The killed and injured were moved to two hospitals in the city.

Bakht Khan, a health official, at the District Hospital confirmed that six bodies were moved there. Seven were brought to the Combined Military Hospital.

Six of the 22 injured were said to be in critical condition. Following the blast, the military cordoned off the area and several ambulances were lined up outside the bakery.

A security official who spoke on condition of anonymity said: “The militants might have targeted the bakery because every Sunday evening it is usually packed with army men.”

Military spokesman Major General Athar Abbas said at least four security personnel were among the dead. He confirmed the blast was a suicide attack.

Pakistan’s NWFP province has seen dozens of deadly suicide attacks by pro-Taliban militants entrenched in the neighbouring tribal region that borders Afghanistan.

The new government offered peace talks to the militants in March resulting in a sharp decline in the militants’ attacks.

The two sides are currently carrying out a prisoner swap ahead of an expected formal peace deal.

More than 70 prisoners, including 18 security officials, have been released since Wednesday.

Asfand Yar Wali, the head of Awami National Party, which leads the provincial government in NWFP and is directly engaged in peace negotiations with rebels, condemned the attack.

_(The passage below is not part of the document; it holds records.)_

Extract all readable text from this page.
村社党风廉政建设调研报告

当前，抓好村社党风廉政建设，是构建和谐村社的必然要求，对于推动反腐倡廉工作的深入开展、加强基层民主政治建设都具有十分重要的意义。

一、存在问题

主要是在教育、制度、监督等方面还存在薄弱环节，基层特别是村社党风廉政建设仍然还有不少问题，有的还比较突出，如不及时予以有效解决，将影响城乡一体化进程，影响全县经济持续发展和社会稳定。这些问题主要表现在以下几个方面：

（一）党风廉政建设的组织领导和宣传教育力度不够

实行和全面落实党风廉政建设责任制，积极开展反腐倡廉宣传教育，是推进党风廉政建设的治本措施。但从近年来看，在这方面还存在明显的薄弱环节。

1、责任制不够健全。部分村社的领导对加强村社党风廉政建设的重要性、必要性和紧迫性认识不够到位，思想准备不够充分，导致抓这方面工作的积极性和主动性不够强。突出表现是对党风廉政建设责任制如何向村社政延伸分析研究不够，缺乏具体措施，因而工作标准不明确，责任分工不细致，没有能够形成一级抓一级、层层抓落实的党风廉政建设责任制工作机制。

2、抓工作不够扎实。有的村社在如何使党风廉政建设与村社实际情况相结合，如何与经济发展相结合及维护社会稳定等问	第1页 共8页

“The attack is aimed at disrupting the peace process,” he said.

Under the planned peace accord, Pakistan will partially pull out its troops from the tribal belt, which is a safe haven for Al Qaeda and Taliban fighters launching cross-border attacks on international forces in Afghanistan.

This has raised concerns in Washington that wants Islamabad to go hard on insurgents.

“You cannot put restrictions on the military and let militants go free,” US Assistant Secretary of State Richard Boucher said on Thursday.

The United States has repeatedly warned that its forces could target militant hideouts on Pakistani soil.

On Thursday, two guided missiles fired from a US drone landed upon the house of a local Taliban leader, killing more than a dozen people.